CHAPTER XV

Giles, while Toppie spoke, had started up, resting on his hand and staring at her with eyes aghast and stupefied. What folly, what madness was this? How could Toppie find it in her heart to speak like this; to him—to him of all people?

Yet, in another moment, while he stared at her, memory had answered him. A vein of piercing intuition underlay Toppie’s blunder. It was only a half blunder. His misery of confusion had been for Owen, because of Owen’s secret that he had to hide. And she had seen it as for himself. But it was true that he had, if only for a moment, been in love with madame Vervier. He had, for a moment, partaken of the experience that swept men away. The figure of madame Vervier was haloed for him by fiery, dewy associations, and the pang of his sense of disloyalty to her would not have been so deep had he not known in her presence that poignant, perilous revelation of beauty. He saw all this while, silently, he stared at Toppie, and he saw that she could never, never understand or admit his half truth. It was a weakness even to think of its avowal.

“How can you say anything so monstrous to me, Toppie,” he questioned, and it was sternly, “when you know I’ve never loved anyone but you?” This, indeed, was a whole truth that it behoved Toppie not to traduce.

But his sternness did not deflect her. “There are different kinds of love. I know you love me. I know you’ve had, always, a boyish, idealizing devotion for me. I will always be grateful to you for your devotion. But you are not in love with me. You’ve never known what it was to be in love till you met madame Vervier. Oh! Giles—you must see what I see so plainly! Perhaps you really think that I could be hurt and jealous in feeling myself no longer first. That is so wrong of you. It would lift a burden from me if I could see you married. I should be so glad, so glad of your happiness.”

“Good Heavens, Toppie!” Giles had started to his feet and stood above her, crimson with grief and dismay. “This is the most extraordinary nonsense! Happiness! With another woman! With Alix’s mother! She’s old enough to be mine if it comes to that; and as to marrying me—she’d as soon think of marrying a Chinaman. People haven’t these romantic ideas about marrying in France, I can assure you. Marry me!” Giles suddenly found himself forced by the thought to a loud laugh. “Besides,” he added, “why should you think that monsieur Vervier is dead? Why should you think that madame Vervier is a widow?”

He felt in the silence that followed these last unguarded words that Toppie looked at him strangely and, as he heard them echo—what, indeed, did he know about monsieur Vervier, damn him! He had, actually, never considered monsieur Vervier except as a discarded, dangling phantom of the past—as he heard the words that disinterred monsieur Vervier and set him there between him and Toppie, he felt that the bewildered ant had, indeed, stumbled on a luckless path.

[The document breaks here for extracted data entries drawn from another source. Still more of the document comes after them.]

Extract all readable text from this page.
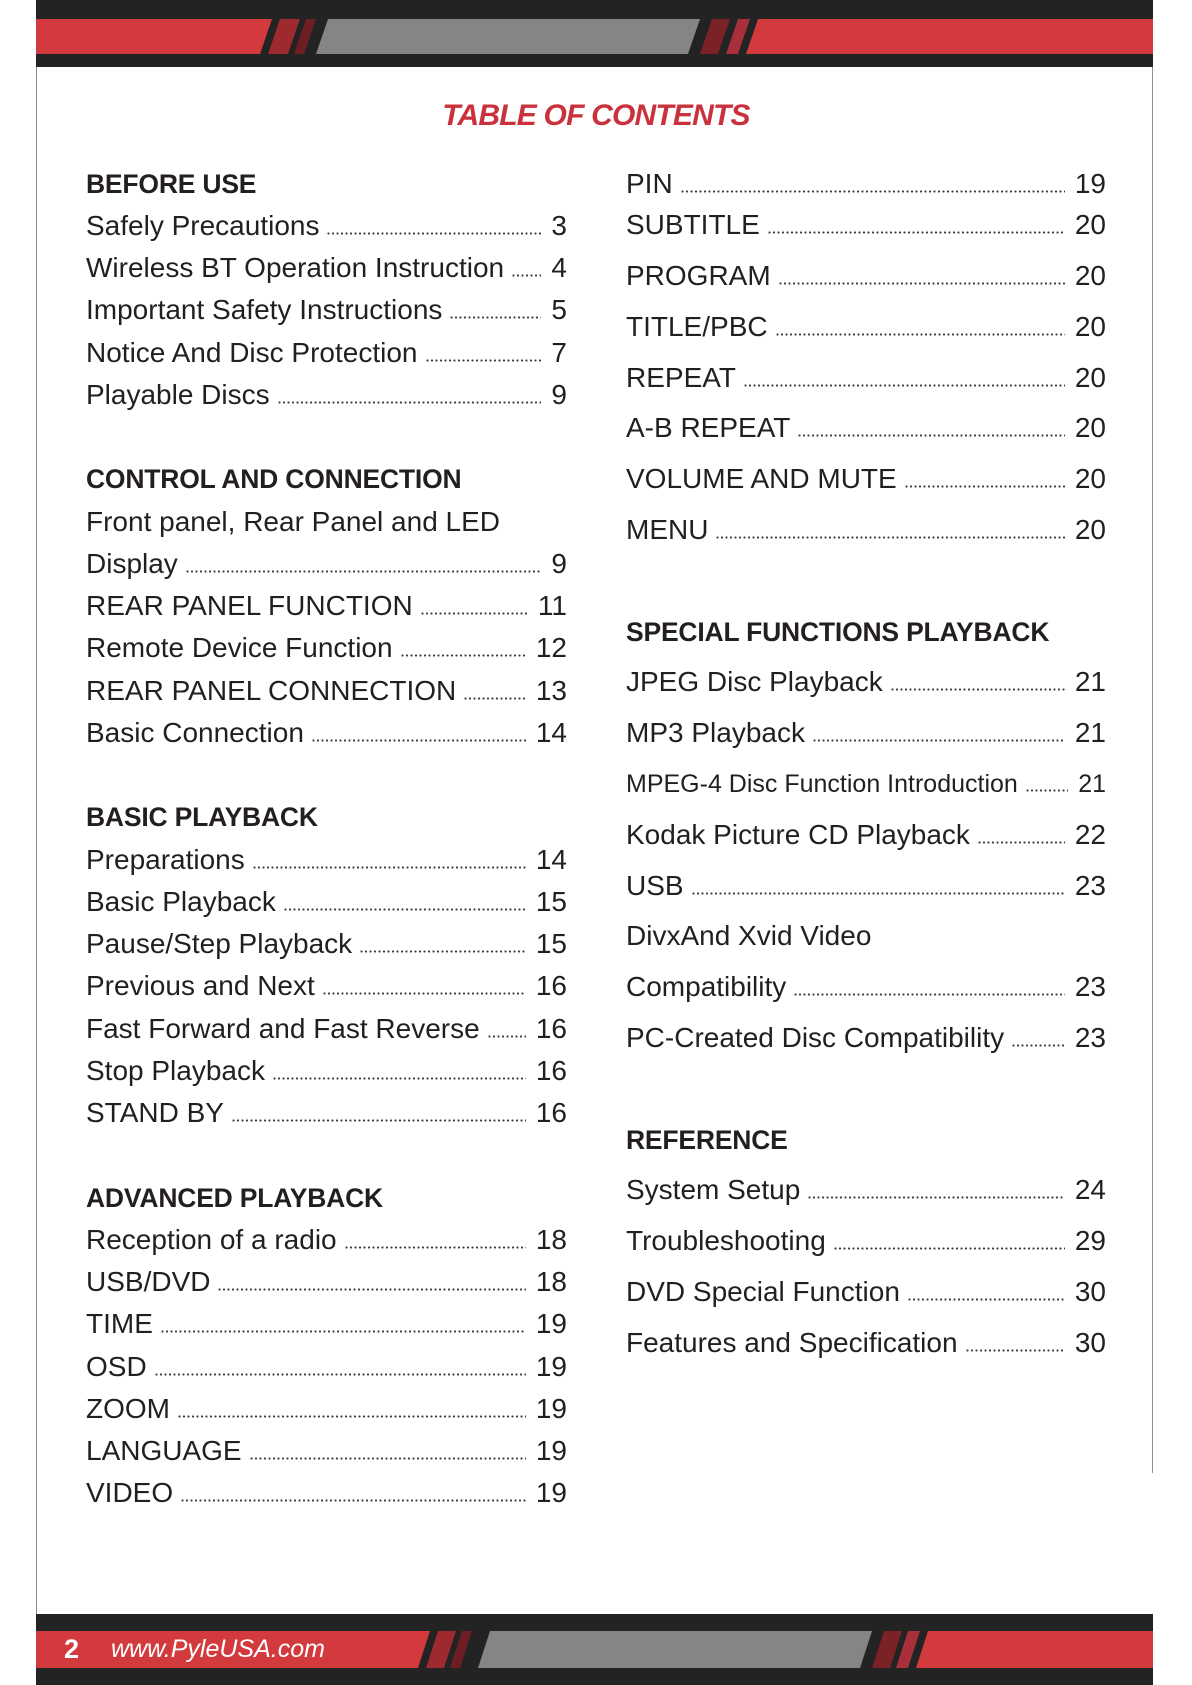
TABLE OF CONTENTS
BEFORE USE
Safely Precautions	3
Wireless BT Operation Instruction 4
Important Safety Instructions	5
Notice And Disc Protection	7
Playable Discs	9
CONTROL AND CONNECTION
Front panel, Rear Panel and LED
Display	9
REAR PANEL FUNCTION	11
Remote Device Function	12
REAR PANEL CONNECTION	13
Basic Connection	14
BASIC PLAYBACK
Preparations	14
Basic Playback	15
Pause/Step Playback	15
Previous and Next	16
Fast Forward and Fast Reverse 16
Stop Playback	16
STAND BY	16
ADVANCED PLAYBACK
Reception of a radio	18
USB/DVD	18
TIME	19
OSD	19
ZOOM	19
LANGUAGE	19
VIDEO	19
PIN	19
SUBTITLE	20
PROGRAM	20
TITLE/PBC	20
REPEAT	20
A-B REPEAT	20
VOLUME AND MUTE	20
MENU	20
SPECIAL FUNCTIONS PLAYBACK
JPEG Disc Playback	21
MP3 Playback	21
MPEG-4 Disc Function Introduction 21
Kodak Picture CD Playback	22
USB	23
DivxAnd Xvid Video
Compatibility	23
PC-Created Disc Compatibility	23
REFERENCE
System Setup	24
Troubleshooting	29
DVD Special Function	30
Features and Specification	30
2 www.PyleUSA.com
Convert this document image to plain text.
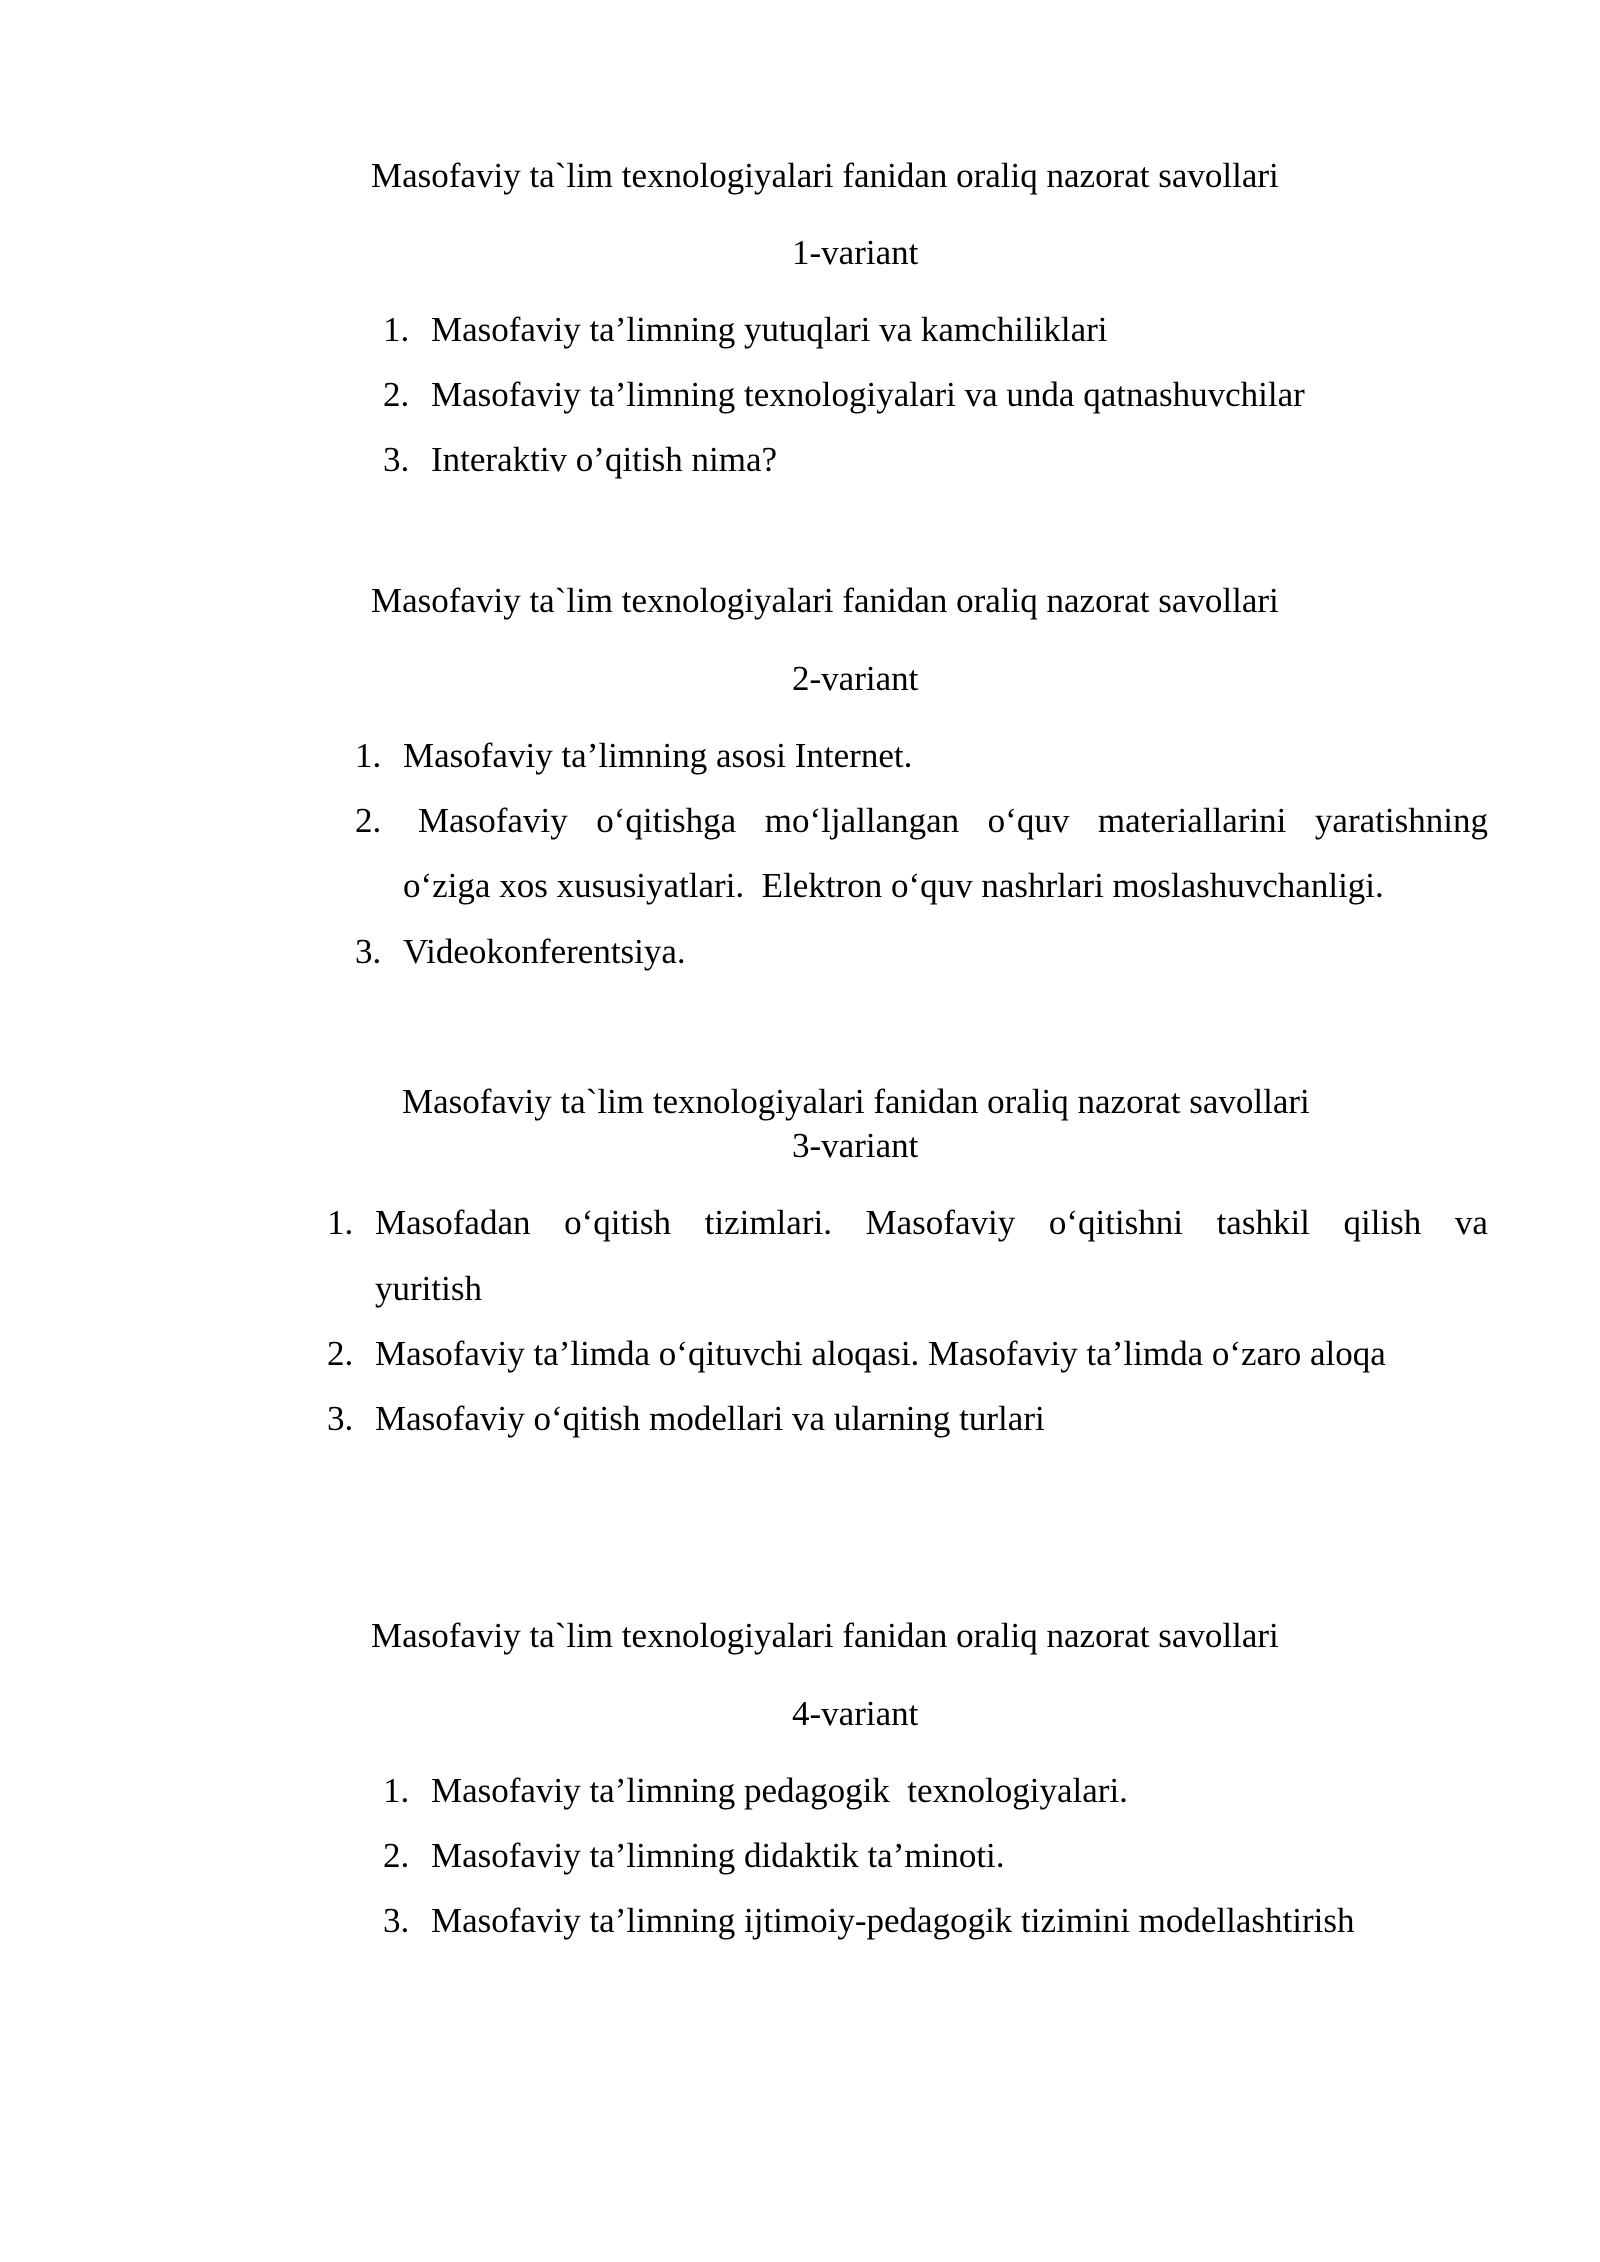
Masofaviy ta`lim texnologiyalari fanidan oraliq nazorat savollari
1-variant
1. Masofaviy ta’limning yutuqlari va kamchiliklari
2. Masofaviy ta’limning texnologiyalari va unda qatnashuvchilar
3. Interaktiv o’qitish nima?
Masofaviy ta`lim texnologiyalari fanidan oraliq nazorat savollari
2-variant
1. Masofaviy ta’limning asosi Internet.
2. Masofaviy o‘qitishga mo‘ljallangan o‘quv materiallarini yaratishning
o‘ziga xos xususiyatlari.  Elektron o‘quv nashrlari moslashuvchanligi.
3. Videokonferentsiya.
Masofaviy ta`lim texnologiyalari fanidan oraliq nazorat savollari
3-variant
1. Masofadan o‘qitish tizimlari. Masofaviy o‘qitishni tashkil qilish va
yuritish
2. Masofaviy ta’limda o‘qituvchi aloqasi. Masofaviy ta’limda o‘zaro aloqa
3. Masofaviy o‘qitish modellari va ularning turlari
Masofaviy ta`lim texnologiyalari fanidan oraliq nazorat savollari
4-variant
1. Masofaviy ta’limning pedagogik  texnologiyalari.
2. Masofaviy ta’limning didaktik ta’minoti.
3. Masofaviy ta’limning ijtimoiy-pedagogik tizimini modellashtirish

“Owen always wrote of her as though she were a widow,” said Toppie, going slowly. She was not bewildered. She looked carefully, if with shrinking, at the figure he had placed before her in his foolish haste. “But you know so much more about her than Owen ever knew.—In those few days you saw and learned things he never saw. Perhaps you do know about monsieur Vervier. Perhaps you know that he isn’t dead; that she isn’t free. If that is so—doesn’t it explain even more?—Oh, Giles—I am afraid”—She stopped. She looked away. He saw the blood rising in her cheek as she checked the speech that must give him too much offence.

“I suppose what you mean,” said Giles gloomily, thrusting his hands into his pockets as he looked down at her, “is that I do know she isn’t free, and that, therefore, being in love with her, my love is a guilty passion. Something of that sort, what? Well, if you won’t take my word for it, there’s no more for me to say, is there?” Resentment had come into his voice. “We’d better be going.”

“I accuse you of nothing, Giles,” said Toppie, still dyed with her blush; “only I am sure that I am right in feeling that something has happened. I am sorry, but I can’t help feeling it. From the moment you spoke of madame Vervier I heard that your voice was changed;—so strained and strange; so full of reluctance. You wanted to say all against her that you could find to say. You wanted to guard yourself against your own feeling. But what came through, from the beginning, was that you found her—beautiful; mysterious; compelling.” Toppie found the words, a strange tremor in her voice. “What came through was that she was a goddess.”